While those are not the purview of the DOH, WHO said, DOH staff would note them and send those on to the Tacoma Police Department. When asked whether the state would seek to file individual criminal charges, Ferguson noted that the state has to get inside first.
“But as you heard, all the complaints are serious. … There are some that obviously are … things that are crimes,” Ferguson said. “As you heard from the department, if there are allegations of criminal activity, that gets referred to the appropriate individuals. So, in some ways, the state has the authority. Sometimes you go to prosecutors.

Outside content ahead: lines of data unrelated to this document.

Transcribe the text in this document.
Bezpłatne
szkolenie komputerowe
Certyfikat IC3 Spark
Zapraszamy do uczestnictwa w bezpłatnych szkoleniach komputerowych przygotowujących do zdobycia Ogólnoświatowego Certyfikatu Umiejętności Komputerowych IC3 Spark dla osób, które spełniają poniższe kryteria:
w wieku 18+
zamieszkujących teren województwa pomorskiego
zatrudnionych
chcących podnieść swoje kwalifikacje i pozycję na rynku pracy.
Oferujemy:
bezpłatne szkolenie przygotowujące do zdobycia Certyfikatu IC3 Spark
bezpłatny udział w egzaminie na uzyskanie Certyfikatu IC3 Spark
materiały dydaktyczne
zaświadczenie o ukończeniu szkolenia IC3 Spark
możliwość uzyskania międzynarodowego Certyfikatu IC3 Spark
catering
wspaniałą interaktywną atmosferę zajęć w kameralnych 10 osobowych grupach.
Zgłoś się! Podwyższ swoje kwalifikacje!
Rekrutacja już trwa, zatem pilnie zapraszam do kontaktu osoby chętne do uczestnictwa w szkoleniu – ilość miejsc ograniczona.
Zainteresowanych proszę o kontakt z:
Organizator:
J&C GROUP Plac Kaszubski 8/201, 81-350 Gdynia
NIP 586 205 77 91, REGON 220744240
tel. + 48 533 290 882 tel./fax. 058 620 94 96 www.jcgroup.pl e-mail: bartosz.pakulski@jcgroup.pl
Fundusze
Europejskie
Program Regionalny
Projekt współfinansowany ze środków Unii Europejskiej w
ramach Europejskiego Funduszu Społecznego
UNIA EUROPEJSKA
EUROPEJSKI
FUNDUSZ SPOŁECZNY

It will depend. … When they rise to that level, we have the appropriate place we can go.”
“Others give up completely”
Just this month, said Malou Chávez, executive director for the Northwest Immigrant Rights Project (NWIRP), immigration agents detained more than 1,200 people.
“We know the federal administration has a stated goal of mass detention, mass deportation for immigrant communities,” she said. “Beyond the legal challenges and due process slipping away, our client communities are facing dire conditions while detained.”
Even when they win immigration protection, she said, the center continues to hold them, as the federal government appeals the decision.
“Others give up altogether because of the conditions they face and the inevitable mental health toll that they’re facing that the detention imposes on them,” she continued.
She specifically thanked La Resistencia, a grassroots immigrants rights group led by undocumented immigrants, for their work. The group has long worked on the frontlines to not just support undocumented immigrants and their families, but also to shut down the detention center and monitor deportation flights from King County’s Boeing Field.
“Much of what we know through their work led Washington state to take action. The conditions facing our clients, neighbors, and loved ones are many,” Chávez said. “Abusive conditions are present, and solitary confinement is a practice. … Across the country, 2025 was the deadliest year in immigration detention in over two decades. And 2026 is shaping up to be even deadlier.”
Repeated refusal to follow the law
Ferguson himself has faced GEO Group in court when he was the state’s attorney general. Together with the NWIRP and the ACLU, Ferguson filed a 2017 lawsuit against the detention corporation for only paying inmates $1 per day—and sometimes only giving them extra food or snacks—to effectively do every single job inside the facility, except serve as security. These jobs included things like cleaning floors and washing dishes.
But still, GEO Group has resisted, and has dragged out the suit for years, including refusing to pay a court-ordered sum of $23.1 million—not once, but twice. In 2021, a U.S. District Court found that the company had violated the state’s minimum wage law, and ordered the company to pay workers $17.3 million in backpay. A federal judge ordered the corporation to pay Washington an additional $5.9 million in penalties.
Instead, GEO Group suspended the work program and fought the order, even after the 9th Circuit Court of Appeals rejected the corporation’s appeal in 2025, and instead upheld the pay order.
To date, the corporation still hasn’t paid a dime.
Next steps
DOH officials won’t be allowed inside immediately. The case first has to go to court.
Brown said that he anticipates the state will win, but still explained the process, starting with the assumption that GEO Group will likely oppose the state’s motion for a preliminary injunction.
“And then our lawyers will go to court and do what they do most often, which is win,” he said. “What’s going to happen, ultimately, is we’ll have access to investigate the complaints. It’s a basic duty of the Department of Health. It’s an important one for any Washingtonian who has a complaint. GEO Group is not special. They don’t get to ignore those laws. They don’t get to ignore those requests from the Department of Health, which are entirely lawful.”